The 48-by-80-inch panels are easily cut, install in minutes and can be purchased in Skyline, Pine Bough or Marsh Grass designs.
I spent a couple of hours with Don Bell, founder of Code Blue deer scents, and found out what he’s been up to since he sold the company. To no one’s surprise, he’s been hard at it coming up with the next revolution in deer scent technology.
Don’s new company, Top Secret Deer Scents, is the only place that today’s hunters can purchase fresh deer urine scents that are guaranteed to stay that way for as long as you’d like.
How’s that possible? It’s as easy as removing the oxygen.
We all know that no matter the mammal it comes from, urine is yellow. However, hunters have become accustomed to purchasing bottles of buck urine or doe estrous urine that are dark brown and full of ammonia.
This comes from the urine “spoiling” due to it coming in contact with oxygen. Don’s idea, though simple, is one that no other company has come up with. Simply remove the oxygen and you’ll never have to worry about your scent going bad.
Top Secret utilizes an ingenious little pump that lets a hunter obtain the scent from the bottle and then pump the oxygen back out immediately.
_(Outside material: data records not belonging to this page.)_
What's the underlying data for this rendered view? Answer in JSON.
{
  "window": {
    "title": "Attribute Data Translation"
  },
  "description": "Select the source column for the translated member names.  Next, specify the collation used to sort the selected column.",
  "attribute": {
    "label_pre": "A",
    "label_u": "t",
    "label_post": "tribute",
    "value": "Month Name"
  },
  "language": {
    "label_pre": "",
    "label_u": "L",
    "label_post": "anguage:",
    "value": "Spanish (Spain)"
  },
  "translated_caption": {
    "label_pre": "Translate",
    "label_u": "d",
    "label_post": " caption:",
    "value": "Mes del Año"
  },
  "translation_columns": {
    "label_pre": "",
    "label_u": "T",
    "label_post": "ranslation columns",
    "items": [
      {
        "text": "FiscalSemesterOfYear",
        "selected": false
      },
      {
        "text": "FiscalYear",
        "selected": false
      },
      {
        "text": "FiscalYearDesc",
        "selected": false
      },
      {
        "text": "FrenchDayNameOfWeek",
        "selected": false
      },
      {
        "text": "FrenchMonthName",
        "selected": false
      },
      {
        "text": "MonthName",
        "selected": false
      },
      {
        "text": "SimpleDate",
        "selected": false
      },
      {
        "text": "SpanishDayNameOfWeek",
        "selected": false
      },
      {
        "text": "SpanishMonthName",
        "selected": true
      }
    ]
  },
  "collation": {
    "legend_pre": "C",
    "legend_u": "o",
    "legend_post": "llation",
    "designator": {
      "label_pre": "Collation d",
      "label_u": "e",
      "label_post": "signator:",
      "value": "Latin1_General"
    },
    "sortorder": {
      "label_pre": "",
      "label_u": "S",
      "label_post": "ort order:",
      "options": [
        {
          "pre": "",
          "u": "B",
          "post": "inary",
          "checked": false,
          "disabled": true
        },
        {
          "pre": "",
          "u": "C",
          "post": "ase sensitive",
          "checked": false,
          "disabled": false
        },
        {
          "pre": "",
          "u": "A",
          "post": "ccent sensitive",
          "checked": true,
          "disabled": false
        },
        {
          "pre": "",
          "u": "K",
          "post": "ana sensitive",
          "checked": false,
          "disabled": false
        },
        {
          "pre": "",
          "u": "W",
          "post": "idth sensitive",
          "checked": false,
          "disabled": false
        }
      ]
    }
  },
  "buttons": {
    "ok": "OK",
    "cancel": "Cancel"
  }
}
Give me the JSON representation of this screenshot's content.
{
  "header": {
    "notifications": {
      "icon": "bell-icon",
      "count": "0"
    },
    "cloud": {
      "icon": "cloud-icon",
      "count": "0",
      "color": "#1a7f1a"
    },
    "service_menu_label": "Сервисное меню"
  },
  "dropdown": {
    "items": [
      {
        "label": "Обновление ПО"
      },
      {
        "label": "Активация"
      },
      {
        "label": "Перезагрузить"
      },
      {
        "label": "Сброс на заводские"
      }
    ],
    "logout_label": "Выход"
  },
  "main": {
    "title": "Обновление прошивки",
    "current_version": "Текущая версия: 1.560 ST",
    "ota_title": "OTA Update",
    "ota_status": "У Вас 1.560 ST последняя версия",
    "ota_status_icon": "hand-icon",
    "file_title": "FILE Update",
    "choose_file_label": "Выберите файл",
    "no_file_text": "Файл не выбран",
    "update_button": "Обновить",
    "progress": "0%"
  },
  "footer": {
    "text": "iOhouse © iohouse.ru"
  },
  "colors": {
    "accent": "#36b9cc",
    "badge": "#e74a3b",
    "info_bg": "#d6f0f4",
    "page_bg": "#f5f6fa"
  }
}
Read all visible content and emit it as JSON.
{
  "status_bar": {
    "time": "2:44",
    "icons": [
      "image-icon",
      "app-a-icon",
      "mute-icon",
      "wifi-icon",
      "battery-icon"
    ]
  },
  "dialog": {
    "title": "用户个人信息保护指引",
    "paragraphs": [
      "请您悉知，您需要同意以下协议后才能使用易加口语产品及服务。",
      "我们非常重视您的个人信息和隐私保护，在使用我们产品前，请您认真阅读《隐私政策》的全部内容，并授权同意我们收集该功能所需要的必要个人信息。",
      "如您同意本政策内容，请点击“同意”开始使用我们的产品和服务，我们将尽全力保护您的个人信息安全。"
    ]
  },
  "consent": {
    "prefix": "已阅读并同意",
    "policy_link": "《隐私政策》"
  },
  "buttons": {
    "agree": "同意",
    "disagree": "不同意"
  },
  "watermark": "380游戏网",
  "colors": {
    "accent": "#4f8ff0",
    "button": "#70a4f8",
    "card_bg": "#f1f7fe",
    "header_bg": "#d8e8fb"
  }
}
This means that the bottle of scent that you purchase from them will last indefinitely and remains good from year to year if you happen to have some left over.
Just as was always the case with Code Blue, Top Secret collects urine from a single deer for each bottle but he does offer blends for those looking for a less expensive option.
I’ll have to say that I enjoyed this year’s ATA show as much or more than any I’ve previously attended. The number of companies exhibiting seemed to be at a high that I’ve not seen in a while and the number of new products hitting the market was pretty exciting to see.
I’ve held onto a couple of new things that are worthy of an article on their own and you can expect to see something from me about those soon.